Солнце из грозовых туч озаряло сады и руины сильно и резко. Темно-сизый
фон неба еще более усиливал яркость зелени и допотопных стволов колоннады. И
в пролеты ее ветхозаветно глядел пегий горный талес. Белым огнем горели
широкие снежные полосы этого талеса. И загорелись еще более, когда мы
приблизились к Баальбеку. Но вдруг померкли, воздух потемнел -- и буря,
докатившись с Ливана, смерчем закрутила пыль над городком, белевшим за
руинами, тучей помчала ее над садами и сквозь колонны... Едва успели мы
вскочить в холодный и пустой отель на каменистом холме вблизи их, как все
смешалось в лютом ливне с градом. Град с треском сек помутившиеся окна,
летел и прыгал по земле. Ваал из-за облачной высоты величаво кидал в мрачно
откликавшиеся горы гул и грохот, от которых в страхе метались фиолетовые
молнии...
Но когда, через час, вышел я на балкон, золотым блеском ослепила меня
дождевая вода на балконе. Буря пронеслась, и на земле воцарились безмятежный
мир и ясность, один из тех вечеров, что так любят ласточки. Воздух был чист
и тепел, талесы далеких куполообразных вершин четки и близки, мокрые сады
против балкона райски свежи, густы и зелены. А над садами и над крепостными
руинами, тонувшими в них, стройно и державно возносились шесть желтоватых
колоссов Великого храма. С балкона я глядел на предвечернее солнце, на
Ливан, на северо-запад. На запад тянулись по долине руины. Тополя и
фруктовые деревья шли вдоль южной стены их, подымавшейся над зеленью
каменными зубьями, грубыми брешами. И мне виден был весь акрополь,
заключающий в себе на восточном краю вход. Пропилеи, на западном -- Великий
храм, а посредине -- Гексагон и Жертвенный двор. Малый храм построен
отдельно, вне этой стены. Его циклопический периптер сохранился на диво. Но
здесь он терялся: все подавляли колонны Великого храма. Верх одной из них --
крайней справа -- был уже почти свободен от архитрава. Скоро она рухнет,
подумал я, и рухнет ужасно! Ведь в одном фундаменте акрополя пятнадцать
аршин высоты, но колонны стоят не на нем: для Великого храма был воздвигнут
еще другой фундамент, высотой почти равный первому. А в самих колоннах росту
аршин сорок! Некогда перистиль храма -- окружавшая его колоннада -- состоял
из пятидесяти четырех таких колонн. Теперь их только шесть, -- третья часть
южной части перистиля, удержавшаяся на единственной сохранившейся стене
второго фундамента. И как одиноки они! Воздух долины становился голубым, вал
Ливана синим. Далеко на северо-западе начинали желтеть ленты одного из
высочайших горбов, все яснее выделявшихся на небе. Между небом и землей был
несказанный простор. Но величие этих колонн, одиноких "наследников дней
героев", было ни с чем не сравнимо.
III
Солнце склонялось; в мокрых зеленых садах, казавшихся еще свежее от
шума горной мутно-зеленой речки, в садовой глуши вокруг акрополя, была тень.

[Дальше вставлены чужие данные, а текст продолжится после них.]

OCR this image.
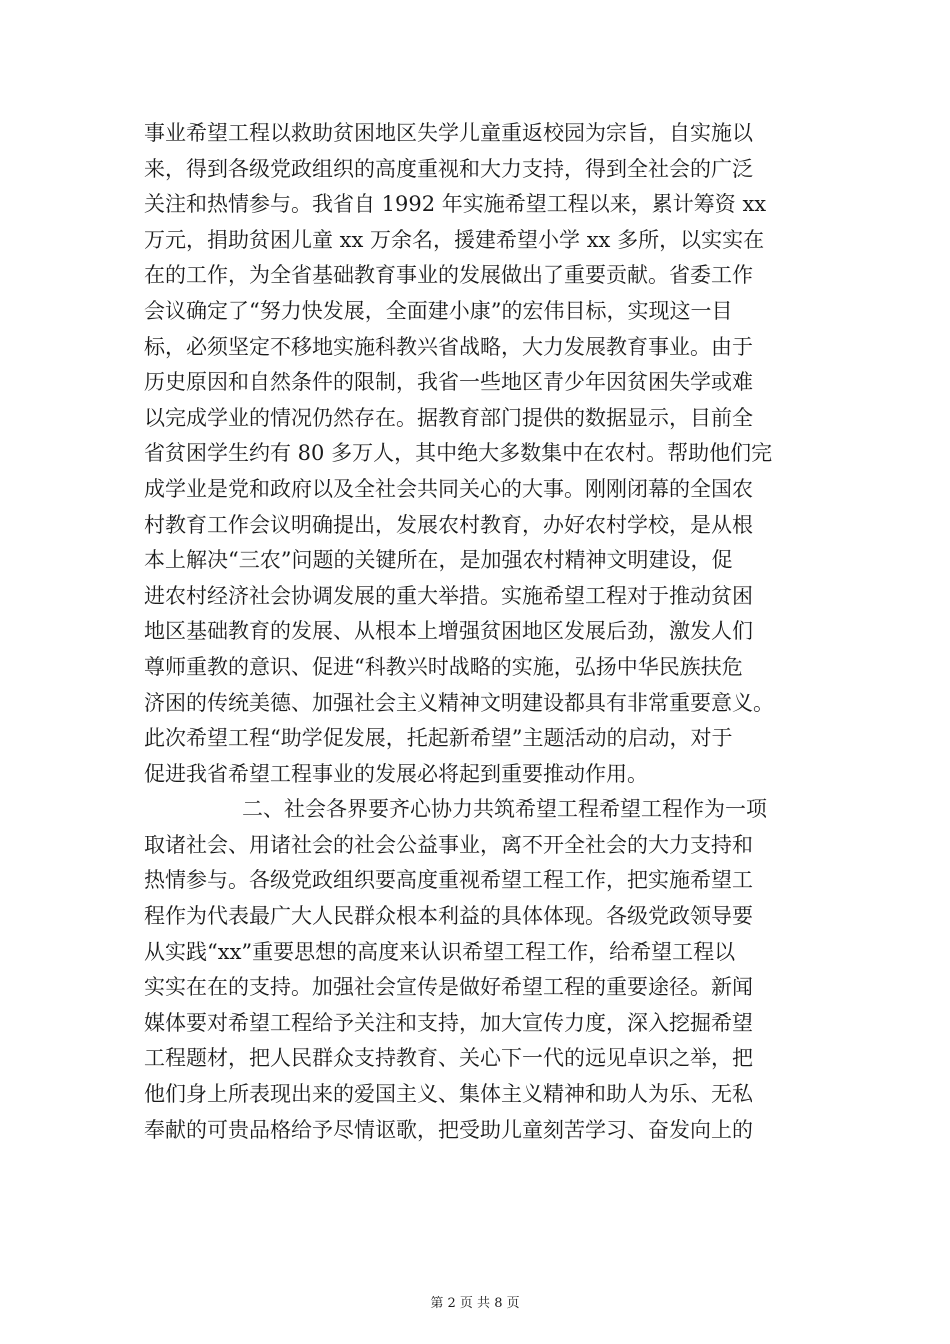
事业希望工程以救助贫困地区失学儿童重返校园为宗旨，自实施以
来，得到各级党政组织的高度重视和大力支持，得到全社会的广泛
关注和热情参与。我省自 1992 年实施希望工程以来，累计筹资 xx
万元，捐助贫困儿童 xx 万余名，援建希望小学 xx 多所，以实实在
在的工作，为全省基础教育事业的发展做出了重要贡献。省委工作
会议确定了“努力快发展，全面建小康”的宏伟目标，实现这一目
标，必须坚定不移地实施科教兴省战略，大力发展教育事业。由于
历史原因和自然条件的限制，我省一些地区青少年因贫困失学或难
以完成学业的情况仍然存在。据教育部门提供的数据显示，目前全
省贫困学生约有 80 多万人，其中绝大多数集中在农村。帮助他们完
成学业是党和政府以及全社会共同关心的大事。刚刚闭幕的全国农
村教育工作会议明确提出，发展农村教育，办好农村学校，是从根
本上解决“三农”问题的关键所在，是加强农村精神文明建设，促
进农村经济社会协调发展的重大举措。实施希望工程对于推动贫困
地区基础教育的发展、从根本上增强贫困地区发展后劲，激发人们
尊师重教的意识、促进“科教兴时战略的实施，弘扬中华民族扶危
济困的传统美德、加强社会主义精神文明建设都具有非常重要意义。
此次希望工程“助学促发展，托起新希望”主题活动的启动，对于
促进我省希望工程事业的发展必将起到重要推动作用。
二、社会各界要齐心协力共筑希望工程希望工程作为一项
取诸社会、用诸社会的社会公益事业，离不开全社会的大力支持和
热情参与。各级党政组织要高度重视希望工程工作，把实施希望工
程作为代表最广大人民群众根本利益的具体体现。各级党政领导要
从实践“xx”重要思想的高度来认识希望工程工作，给希望工程以
实实在在的支持。加强社会宣传是做好希望工程的重要途径。新闻
媒体要对希望工程给予关注和支持，加大宣传力度，深入挖掘希望
工程题材，把人民群众支持教育、关心下一代的远见卓识之举，把
他们身上所表现出来的爱国主义、集体主义精神和助人为乐、无私
奉献的可贵品格给予尽情讴歌，把受助儿童刻苦学习、奋发向上的
第 2 页 共 8 页
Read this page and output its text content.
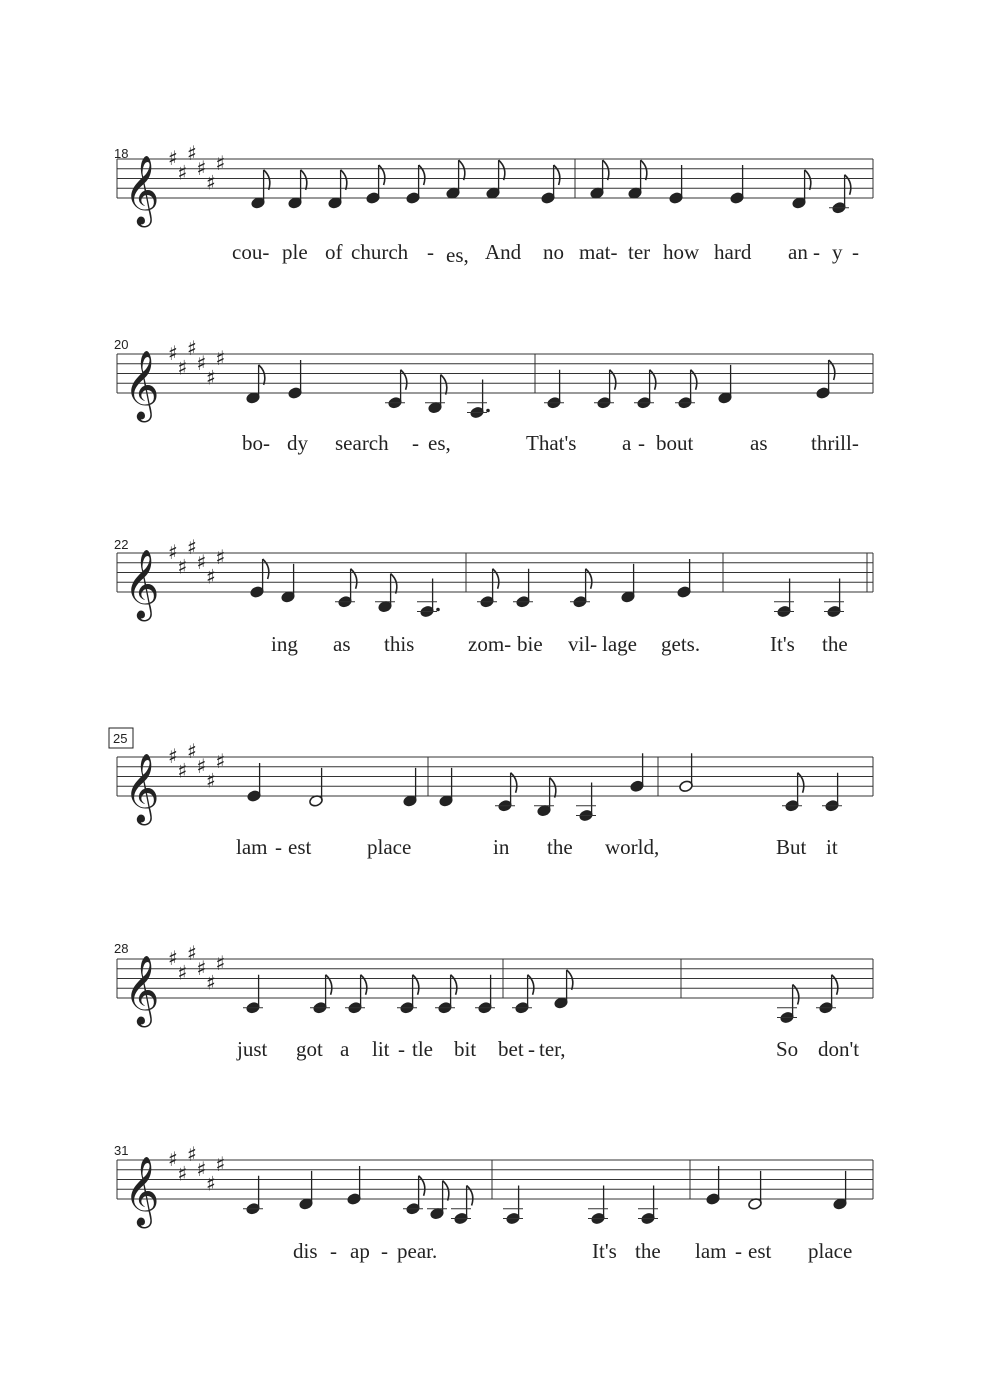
𝄞 ♯
♯
♯
♯
♯
♯
𝄞 ♯
♯
♯
♯
♯
♯
𝄞 ♯
♯
♯
♯
♯
♯
𝄞 ♯
♯
♯
♯
♯
♯
𝄞 ♯
♯
♯
♯
♯
♯
𝄞 ♯
♯
♯
♯
♯
♯
18
cou- ple of church - es, And no mat- ter how hard an - y -
20
bo- dy search - es,	That's a - bout	as thrill-
22
ing as this	zom- bie vil- lage gets.	It's the
25
lam - est	place	in the world,	But it
28
just got a lit - tle bit bet - ter,	So don't
31
dis - ap - pear.	It's the lam - est place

Маленькими казались тополя, стоявшие вдоль фундамента... Привратник
пропустил нас за железную решетку к Пропилеям.
Некогда к ним вела мраморная лестница; сарацины до последней плиты
разрушили ее, превращая акрополь в крепость. Некогда Пропилеи были стройным,
величавым зданием. Двенадцать сиенитовых колонн, за ними -- портал в три
пролета, по бокам -- павильоны -- экзедры, воздвигнутые из огромных камней
со всей роскошью и силой древнего зодчества и ваяния, с двумя ярусами ниш
для статуй богов. Теперь от колонн остались только пьедесталы, портал являет
вид проломов в крепостной стене, проход к нему завален каменными глыбами и
разбитыми капителями, полуразрушенные экзедры зияют. Тень была в этих
раскрытых развалинах. Глубоко и густо синело над ними вечернее небо. Зеленая
верхушка тополя тянулась снизу, заглядывая в брешь. И мертвая тишина стояла
вокруг...
За стеной Пропилеи -- Гексагон, первый двор. Огромный шестиугольник его
замкнут шестиугольником стен и сплошных экзедр, опять-таки разрушенных.
Мраморный скользкий шестиугольник в три ступени идет вокруг площади двора,
на расстоянии шагов двадцати от экзедр. На нем возвышалась шестиугольная
колоннада, связанная с экзедрами сводом. В тени этой галереи толпились
ожидавшие входа во двор Жертвенный. От колонн не осталось теперь ни единой.
Пустой двор окружают громады руин. Сарацины пробили в них бойницы,
понаделали много грубых амбразур. Землетрясение и осады почти ничего не
оставили и от этой работы. Чувствуешь лишь дикость древней цитадели, следы
свирепых древних битв и -- тяжесть, величие Рима.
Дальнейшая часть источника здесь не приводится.